Woman Thou Art Loosed: On the 7th Day is a 2012 American drama film directed by Neema Barnette and starring Blair Underwood, Sharon Leal, Nicole Beharie Clyde R Jones, and Pam Grier. It is the sequel to the 2004 film Woman Thou Art Loosed.

==Plot==
David and Kari Ames enjoy a seemingly idyllic life until their six-year-old daughter, Mikayla, disappears. As the search intensifies over the week that follows, long-concealed secrets beneath the surface of their seemingly perfect facade emerge, endangering their marriage and their family.

==Cast==
- Blair Underwood as David Ames
- Sharon Leal as Kari Ames
- Nicole Beharie as Beth Hutchins
- T. D. Jakes as himself
- Nicoye Banks as Wil Bennet
- Jaqueline Fleming as Tia
- Reed R. McCants as Les
- Zoe Carter as Mikayla Ames
- Samantha Beaulieu as Pam
- Tim Francis as Wayne
- Patrick Weathers as Remy
- Clyde R Jones, as Lemont
- Pam Grier as Detective Barrick

==Production==
The film was shot in New Orleans.

==Reception==
The film has a 20% rating on Rotten Tomatoes.

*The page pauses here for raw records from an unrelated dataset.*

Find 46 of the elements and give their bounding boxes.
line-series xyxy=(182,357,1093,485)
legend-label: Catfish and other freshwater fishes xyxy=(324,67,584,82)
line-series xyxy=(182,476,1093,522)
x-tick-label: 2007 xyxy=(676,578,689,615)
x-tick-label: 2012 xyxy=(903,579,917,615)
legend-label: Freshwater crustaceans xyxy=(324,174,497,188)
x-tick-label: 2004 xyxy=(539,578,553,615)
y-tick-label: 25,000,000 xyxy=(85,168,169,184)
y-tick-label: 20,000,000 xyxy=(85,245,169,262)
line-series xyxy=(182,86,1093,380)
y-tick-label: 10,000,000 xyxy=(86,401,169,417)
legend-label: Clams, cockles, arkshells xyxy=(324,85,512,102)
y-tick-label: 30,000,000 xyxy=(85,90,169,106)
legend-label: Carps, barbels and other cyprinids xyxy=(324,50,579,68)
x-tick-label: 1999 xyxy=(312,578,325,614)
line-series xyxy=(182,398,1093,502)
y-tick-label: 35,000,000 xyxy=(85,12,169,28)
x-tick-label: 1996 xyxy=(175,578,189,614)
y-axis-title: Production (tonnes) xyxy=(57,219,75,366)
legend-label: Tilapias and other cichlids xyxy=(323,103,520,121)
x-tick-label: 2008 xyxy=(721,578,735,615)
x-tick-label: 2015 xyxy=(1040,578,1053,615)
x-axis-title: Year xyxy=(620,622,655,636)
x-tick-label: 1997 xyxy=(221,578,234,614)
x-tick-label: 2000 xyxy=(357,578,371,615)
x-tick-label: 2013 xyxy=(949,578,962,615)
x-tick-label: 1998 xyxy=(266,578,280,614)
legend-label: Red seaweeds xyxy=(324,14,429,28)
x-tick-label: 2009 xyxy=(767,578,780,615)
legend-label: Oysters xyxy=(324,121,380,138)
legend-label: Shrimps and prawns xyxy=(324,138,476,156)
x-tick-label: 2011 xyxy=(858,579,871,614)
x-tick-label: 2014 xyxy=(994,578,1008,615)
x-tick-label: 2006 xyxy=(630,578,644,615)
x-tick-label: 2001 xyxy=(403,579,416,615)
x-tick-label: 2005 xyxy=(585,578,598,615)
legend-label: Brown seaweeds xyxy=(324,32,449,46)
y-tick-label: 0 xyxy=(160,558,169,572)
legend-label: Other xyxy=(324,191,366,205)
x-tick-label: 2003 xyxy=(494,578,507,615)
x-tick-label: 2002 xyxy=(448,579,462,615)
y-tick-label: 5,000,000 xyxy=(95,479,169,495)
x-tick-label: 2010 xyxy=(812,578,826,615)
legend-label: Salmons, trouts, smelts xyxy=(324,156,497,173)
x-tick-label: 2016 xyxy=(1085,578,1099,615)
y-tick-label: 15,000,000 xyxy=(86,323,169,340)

On Metacritic, the film has a score of 29 out of 100 based on 4 critics, indicating "generally unfavorable reviews". Wesley Morris of The Boston Globe gave the film a negative review and wrote that "this overplotted, underwritten, powerfully dumb soap-thriller has more professionalism than it deserves." Justin Chang of Variety also gave the film a negative review, calling it "hysterically overwrought".